Cet arrêt de la Cour de Cassation du 10 janvier 2007 apporte des clarifications essentielles en matière de procédures collectives. Il établit que les actions intentées par un syndic en vertu de l'article 640 du Code de commerce sont exonérées des taxes judiciaires, conformément à l'article 10 du Dahir de 1984, qui prime sur l'article 528 du Code de procédure civile réservé aux voies de recours. Concernant la nullité des actes du débiteur, la Cour distingue deux situations : les actes à titre gratuit réalisés durant la période suspecte (de la cessation des paiements au jugement d'ouverture) sont nuls de plein droit. En revanche, la nullité des actes à titre onéreux effectués pendant cette même période, ou des actes à titre gratuit accomplis dans les six mois précédant la cessation des paiements, est laissée à l'appréciation souveraine du juge.
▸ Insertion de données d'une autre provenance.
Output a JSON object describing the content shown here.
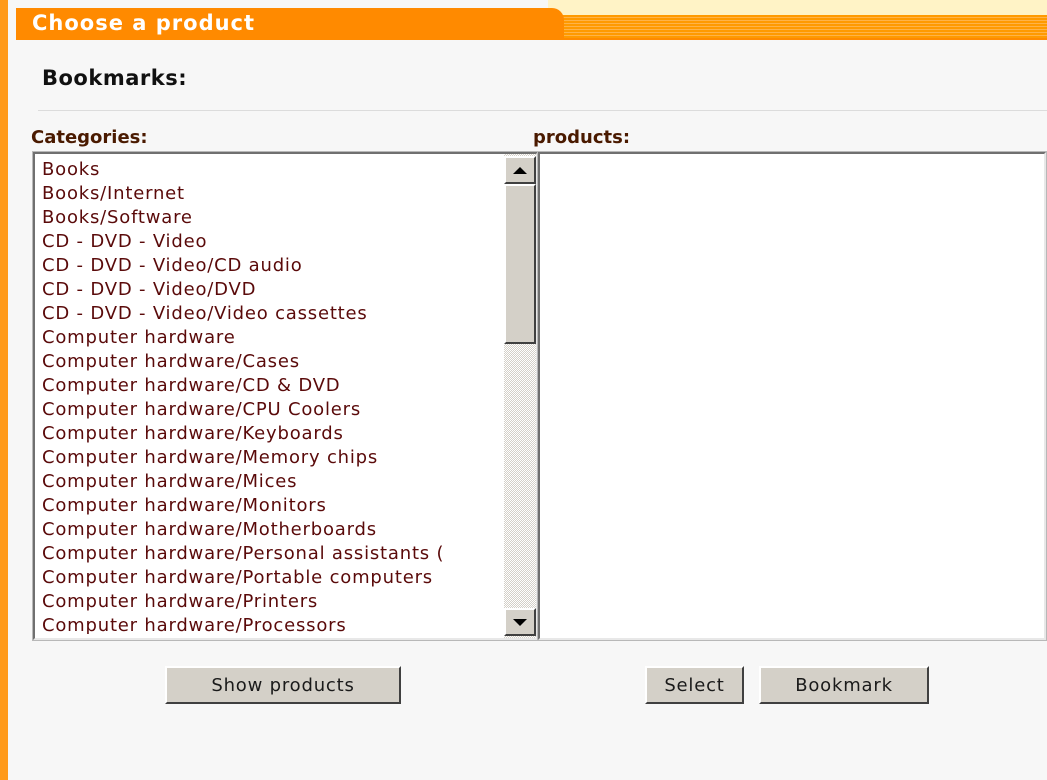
{
  "window": {
    "title": "Choose a product"
  },
  "section": {
    "heading": "Bookmarks:"
  },
  "categories": {
    "label": "Categories:",
    "items": [
      "Books",
      "Books/Internet",
      "Books/Software",
      "CD - DVD - Video",
      "CD - DVD - Video/CD audio",
      "CD - DVD - Video/DVD",
      "CD - DVD - Video/Video cassettes",
      "Computer hardware",
      "Computer hardware/Cases",
      "Computer hardware/CD & DVD",
      "Computer hardware/CPU Coolers",
      "Computer hardware/Keyboards",
      "Computer hardware/Memory chips",
      "Computer hardware/Mices",
      "Computer hardware/Monitors",
      "Computer hardware/Motherboards",
      "Computer hardware/Personal assistants (",
      "Computer hardware/Portable computers",
      "Computer hardware/Printers",
      "Computer hardware/Processors"
    ]
  },
  "products": {
    "label": "products:",
    "items": []
  },
  "buttons": {
    "show_products": "Show products",
    "select": "Select",
    "bookmark": "Bookmark"
  },
  "colors": {
    "accent": "#ff8a00",
    "category_text": "#5a0a0a",
    "label_text": "#4a1a00"
  },
  "icons": {
    "scroll_up": "scroll-up-arrow-icon",
    "scroll_down": "scroll-down-arrow-icon"
  }
}
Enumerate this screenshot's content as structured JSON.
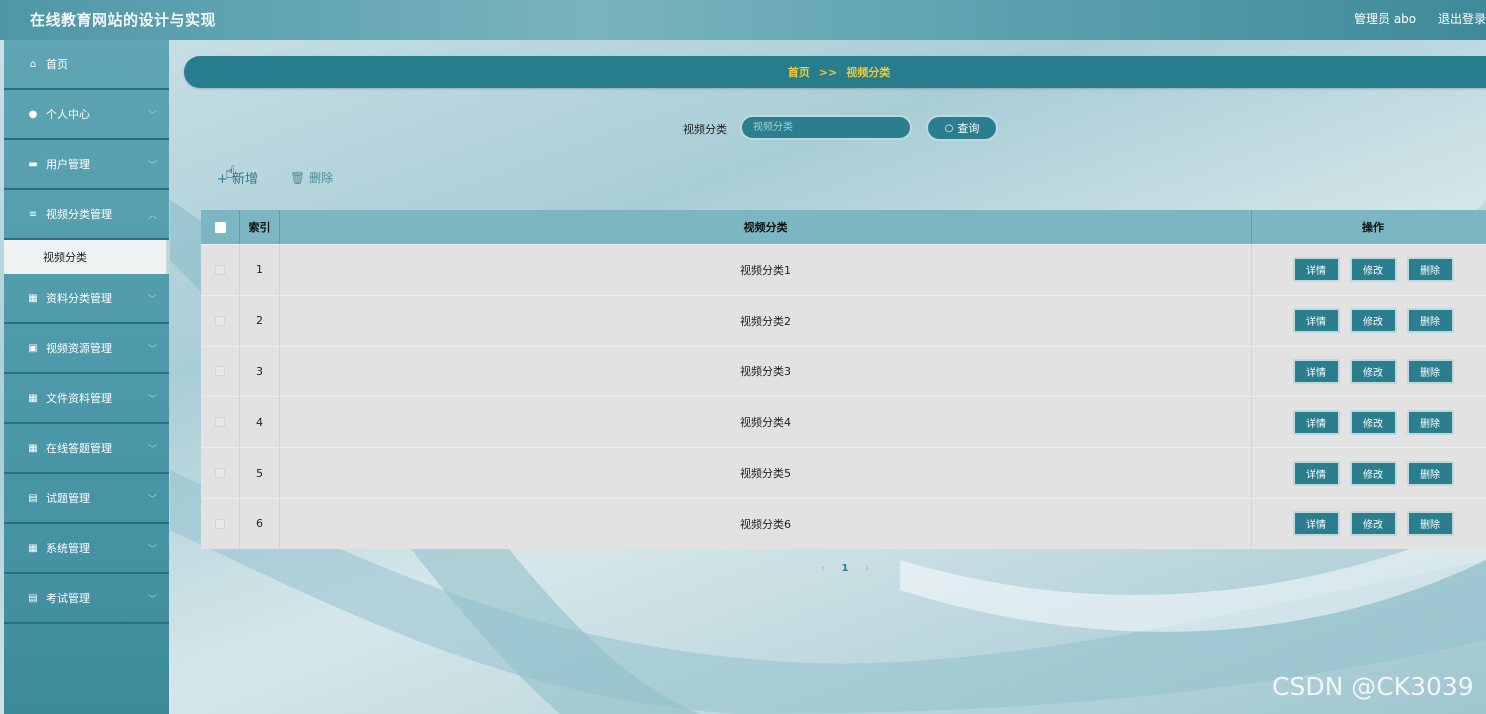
{
  "app": {
    "title": "在线教育网站的设计与实现",
    "user": "管理员 abo",
    "logout": "退出登录"
  },
  "sidebar": {
    "items": [
      {
        "label": "首页",
        "icon": "home-icon",
        "glyph": "⌂"
      },
      {
        "label": "个人中心",
        "icon": "user-icon",
        "glyph": "●"
      },
      {
        "label": "用户管理",
        "icon": "monitor-icon",
        "glyph": "▬"
      },
      {
        "label": "视频分类管理",
        "icon": "sliders-icon",
        "glyph": "≡"
      },
      {
        "label": "资料分类管理",
        "icon": "grid-icon",
        "glyph": "▦"
      },
      {
        "label": "视频资源管理",
        "icon": "image-icon",
        "glyph": "▣"
      },
      {
        "label": "文件资料管理",
        "icon": "grid-icon",
        "glyph": "▦"
      },
      {
        "label": "在线答题管理",
        "icon": "table-icon",
        "glyph": "▦"
      },
      {
        "label": "试题管理",
        "icon": "clipboard-icon",
        "glyph": "▤"
      },
      {
        "label": "系统管理",
        "icon": "grid-icon",
        "glyph": "▦"
      },
      {
        "label": "考试管理",
        "icon": "clipboard-icon",
        "glyph": "▤"
      }
    ],
    "active_sub": "视频分类"
  },
  "breadcrumb": {
    "home": "首页",
    "sep": ">>",
    "current": "视频分类"
  },
  "search": {
    "label": "视频分类",
    "placeholder": "视频分类",
    "button": "查询"
  },
  "actions": {
    "add": "+ 新增",
    "delete": "删除"
  },
  "table": {
    "headers": {
      "index": "索引",
      "name": "视频分类",
      "ops": "操作"
    },
    "rows": [
      {
        "index": "1",
        "name": "视频分类1"
      },
      {
        "index": "2",
        "name": "视频分类2"
      },
      {
        "index": "3",
        "name": "视频分类3"
      },
      {
        "index": "4",
        "name": "视频分类4"
      },
      {
        "index": "5",
        "name": "视频分类5"
      },
      {
        "index": "6",
        "name": "视频分类6"
      }
    ],
    "op_labels": {
      "detail": "详情",
      "edit": "修改",
      "delete": "删除"
    }
  },
  "pager": {
    "prev": "‹",
    "page": "1",
    "next": "›"
  },
  "watermark": "CSDN @CK3039",
  "colors": {
    "primary": "#2a7e8d",
    "breadcrumb_text": "#f0c93c",
    "header": "#7bb6c2"
  }
}
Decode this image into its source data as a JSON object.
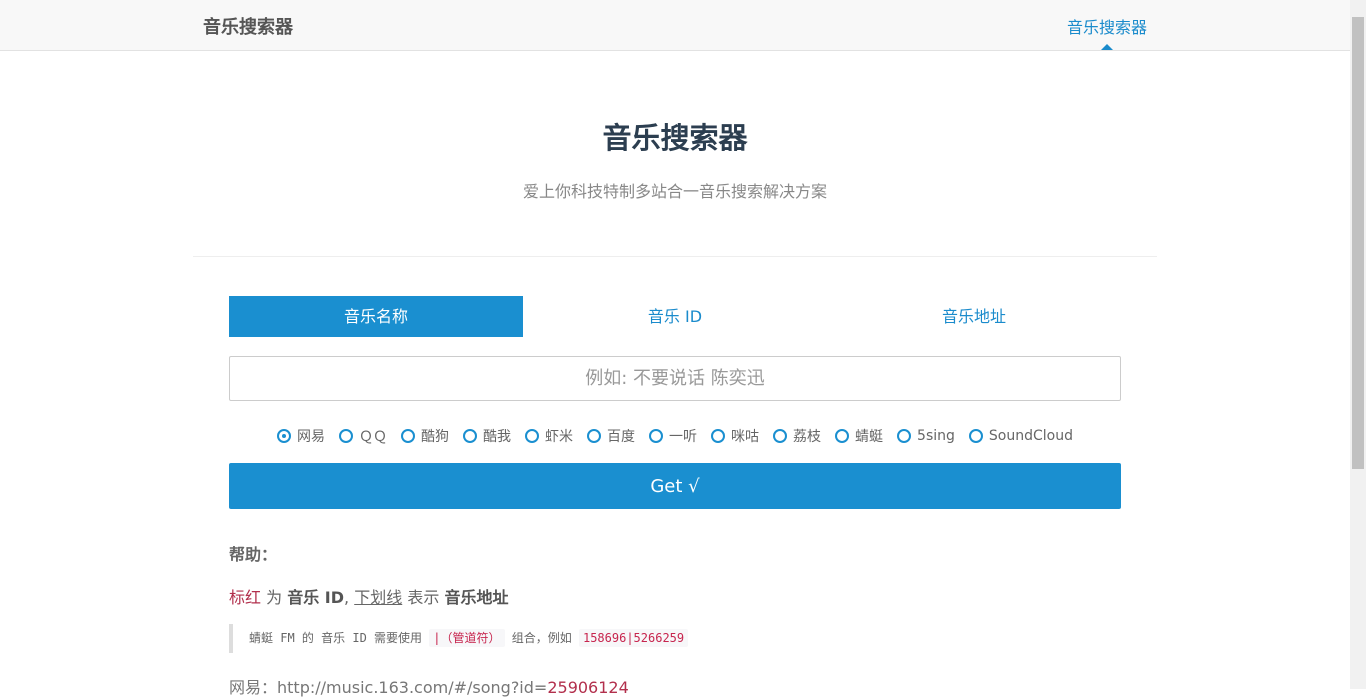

Enfin, l'arrêt insiste sur l'impératif de motivation des décisions de justice, cassant un arrêt d'appel qui avait infirmé une restitution de fonds sans préciser la nature (onéreuse ou gratuite) de l'accord ni son préjudice éventuel pour les autres créanciers.

Texte

Les dispositions de l'article 528 du Code de procédure civile ne s'appliquent qu'au règlement des taxes judiciaire lors du dépot des voies de recours et non à l'action principale déposée par le syndic dans le cadre de l'article 640 du Code de commerce, de sorte que l'action est soumise aux dispositions de l'article 10 du Dahir de 1984 qui exonère du paiement des taxes judiciaires les actions déposées par les mandataires judiciaires. Sont nuls de plein droit les actes à titre gratuit faits par le débiteur pendant la période suspecte, c'est à dire de la date de cessation des paiements jusqu'au jugement d'ouverture de la procédure de traitement des difficultés d'entreprise. S'agissant des actes à titre onéreux faits par le débiteur pendant cette période ou à titre gratuit durant les six mois précédant la cessation des paiements, la nullité est soumise à l'appréciation souveraine du juge. Doit être cassé pour défaut de motifs, l'arrêt qui infirme le jugement de première instance ayant ordonné la restitution des fonds à l'entreprise sans motiver sa décision et préciser si l'accord a été conclu à titre onéreux ou gratuit et si cet accord a préjudicié aux droits des autres créanciers.